Hello,
Disclaimer I have name changed for this as I don't want it being linked to my main account and I've posted in AIBU as users are more straight the the point here and I didn't want to post in bereavement as people are grieving there and this post may be disrespectful.
My dad died in March, he was 79 years old and died of natural causes. In general he was a nice man at least that's what everyone who met him would tell you and he was mostly nice to me, he would do everything for me that I asked and he would try and help me the best he could but he did and said some really vile things which are:
- He was very money orientated, when I lived at home and had a part time job and actually even when I had a full time job he'd take the majority of my wages. Later in life he'd get me to take out loans taking the majority of them and then still saying I owed him money for things (such as him picking up the milk on the way to my house).
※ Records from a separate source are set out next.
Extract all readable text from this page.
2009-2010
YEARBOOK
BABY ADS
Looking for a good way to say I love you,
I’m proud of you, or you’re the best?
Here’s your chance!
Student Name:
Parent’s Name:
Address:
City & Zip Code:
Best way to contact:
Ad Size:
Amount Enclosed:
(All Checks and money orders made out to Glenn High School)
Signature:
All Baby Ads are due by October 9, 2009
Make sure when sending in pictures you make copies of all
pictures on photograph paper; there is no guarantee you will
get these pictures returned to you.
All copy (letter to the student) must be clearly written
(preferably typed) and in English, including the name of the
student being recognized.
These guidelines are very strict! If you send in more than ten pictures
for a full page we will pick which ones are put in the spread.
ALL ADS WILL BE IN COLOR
I've actually had to default on the last loan he made me get, ruining my credit score because circumstances have changed.
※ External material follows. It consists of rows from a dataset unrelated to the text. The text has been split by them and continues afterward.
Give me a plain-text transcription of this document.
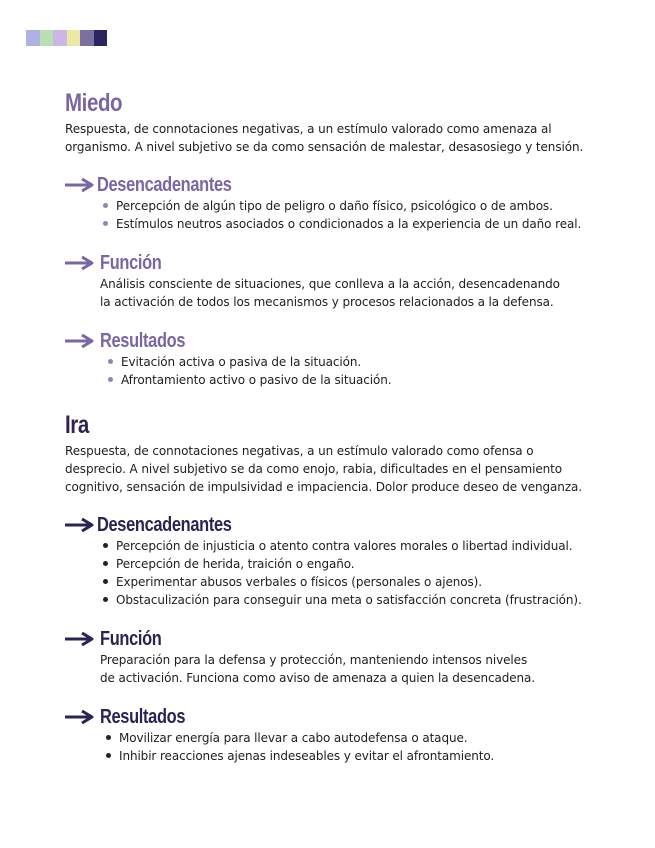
Miedo

Respuesta, de connotaciones negativas, a un estímulo valorado como amenaza al
organismo. A nivel subjetivo se da como sensación de malestar, desasosiego y tensión.

Desencadenantes
Percepción de algún tipo de peligro o daño físico, psicológico o de ambos.
Estímulos neutros asociados o condicionados a la experiencia de un daño real.
Función

Análisis consciente de situaciones, que conlleva a la acción, desencadenando
la activación de todos los mecanismos y procesos relacionados a la defensa.

Resultados
Evitación activa o pasiva de la situación.
Afrontamiento activo o pasivo de la situación.
Ira

Respuesta, de connotaciones negativas, a un estímulo valorado como ofensa o
desprecio. A nivel subjetivo se da como enojo, rabia, dificultades en el pensamiento
cognitivo, sensación de impulsividad e impaciencia. Dolor produce deseo de venganza.

Desencadenantes
Percepción de injusticia o atento contra valores morales o libertad individual.
Percepción de herida, traición o engaño.
Experimentar abusos verbales o físicos (personales o ajenos).
Obstaculización para conseguir una meta o satisfacción concreta (frustración).
Función

Preparación para la defensa y protección, manteniendo intensos niveles
de activación. Funciona como aviso de amenaza a quien la desencadena.

Resultados
Movilizar energía para llevar a cabo autodefensa o ataque.
Inhibir reacciones ajenas indeseables y evitar el afrontamiento.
- When I was thirteen I was sexual assaulted and I told him and he said something along the lines of "we've all done it, it's just part of being a young lad" and then when I was in an abusive relationship at 15-18 and it ended he said he liked the lad and could understand him hitting me as I did have an attitude.
- He forced me to get an abortion at 20, which to be fair turned out to be a good decision but he just shouted at me, sulked etc didn't have an adult conversation with me and just left me feeling like I had no choice.
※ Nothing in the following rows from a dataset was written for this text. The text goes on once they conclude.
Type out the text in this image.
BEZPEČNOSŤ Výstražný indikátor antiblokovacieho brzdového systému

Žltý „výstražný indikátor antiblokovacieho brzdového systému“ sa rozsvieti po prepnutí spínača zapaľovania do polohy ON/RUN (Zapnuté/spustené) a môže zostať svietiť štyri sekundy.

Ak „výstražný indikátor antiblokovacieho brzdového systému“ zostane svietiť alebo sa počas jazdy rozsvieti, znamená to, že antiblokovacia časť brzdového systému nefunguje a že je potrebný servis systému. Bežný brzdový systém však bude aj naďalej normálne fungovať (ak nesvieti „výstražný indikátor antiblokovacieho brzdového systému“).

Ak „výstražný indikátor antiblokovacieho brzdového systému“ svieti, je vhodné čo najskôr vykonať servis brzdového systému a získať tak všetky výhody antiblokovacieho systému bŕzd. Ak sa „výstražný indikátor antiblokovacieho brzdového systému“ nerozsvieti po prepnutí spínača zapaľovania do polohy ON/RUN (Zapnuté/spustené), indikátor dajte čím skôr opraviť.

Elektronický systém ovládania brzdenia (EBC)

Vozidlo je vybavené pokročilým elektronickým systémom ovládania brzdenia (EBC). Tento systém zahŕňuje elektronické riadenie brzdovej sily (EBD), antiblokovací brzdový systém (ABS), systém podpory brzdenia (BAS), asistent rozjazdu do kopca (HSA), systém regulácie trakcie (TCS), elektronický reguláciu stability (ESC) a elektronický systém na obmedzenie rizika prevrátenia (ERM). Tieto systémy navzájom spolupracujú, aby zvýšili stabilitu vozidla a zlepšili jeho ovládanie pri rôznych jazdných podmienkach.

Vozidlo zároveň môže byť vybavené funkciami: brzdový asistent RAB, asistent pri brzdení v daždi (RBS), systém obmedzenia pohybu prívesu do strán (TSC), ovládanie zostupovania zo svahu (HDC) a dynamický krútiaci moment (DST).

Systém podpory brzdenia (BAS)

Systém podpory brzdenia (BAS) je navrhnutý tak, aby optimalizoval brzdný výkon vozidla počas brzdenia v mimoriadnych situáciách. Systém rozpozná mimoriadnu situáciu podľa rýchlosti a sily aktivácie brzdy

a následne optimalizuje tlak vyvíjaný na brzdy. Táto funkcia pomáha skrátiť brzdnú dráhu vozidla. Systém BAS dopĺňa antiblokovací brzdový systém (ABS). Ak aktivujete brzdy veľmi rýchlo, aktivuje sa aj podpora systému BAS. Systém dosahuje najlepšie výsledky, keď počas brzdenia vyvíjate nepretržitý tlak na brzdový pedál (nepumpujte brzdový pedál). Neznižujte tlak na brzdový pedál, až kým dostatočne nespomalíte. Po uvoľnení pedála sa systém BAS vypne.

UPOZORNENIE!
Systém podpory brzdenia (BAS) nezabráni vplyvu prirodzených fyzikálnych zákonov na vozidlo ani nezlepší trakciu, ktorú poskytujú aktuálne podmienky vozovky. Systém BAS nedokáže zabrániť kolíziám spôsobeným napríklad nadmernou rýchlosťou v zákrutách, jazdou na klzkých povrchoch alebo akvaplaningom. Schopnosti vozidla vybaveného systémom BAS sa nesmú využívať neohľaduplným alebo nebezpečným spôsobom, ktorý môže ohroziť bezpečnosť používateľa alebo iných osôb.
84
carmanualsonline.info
- When I got pregnant again at 25 with my husband in my own house, he said well you better get up to the hospital and get rid of it - I later miscarriage and he said good.
- I got pregnant again and all through my pregnancy he told me how I'd be a bad mum and that the baby deserves better and I should have had an abortion.
- He constantly berated my husband, I'm honestly surprised he stayed with me, I guess he saw that my dad wasn't my fault but he was horrible to him, even to the point my aunt said "why do you let him speak to you like that?"
These are just the examples I can think of on the top my head. I feel so guilty thinking and feeling this way though as I thought he was a good dad and now all this has come back and I think it's a defence mechanism as if my brain is trying to paint him in a bad light so I don't feel as bad about his death but it makes me feel worse and then I also believe the things he said about me being a bad mum despite doing the best I can with my baby.
I don't know if it's normal to feel this way and wondered if anyone could explain why or if they've felt like this before.
Thank you for reading, I needed to write it down.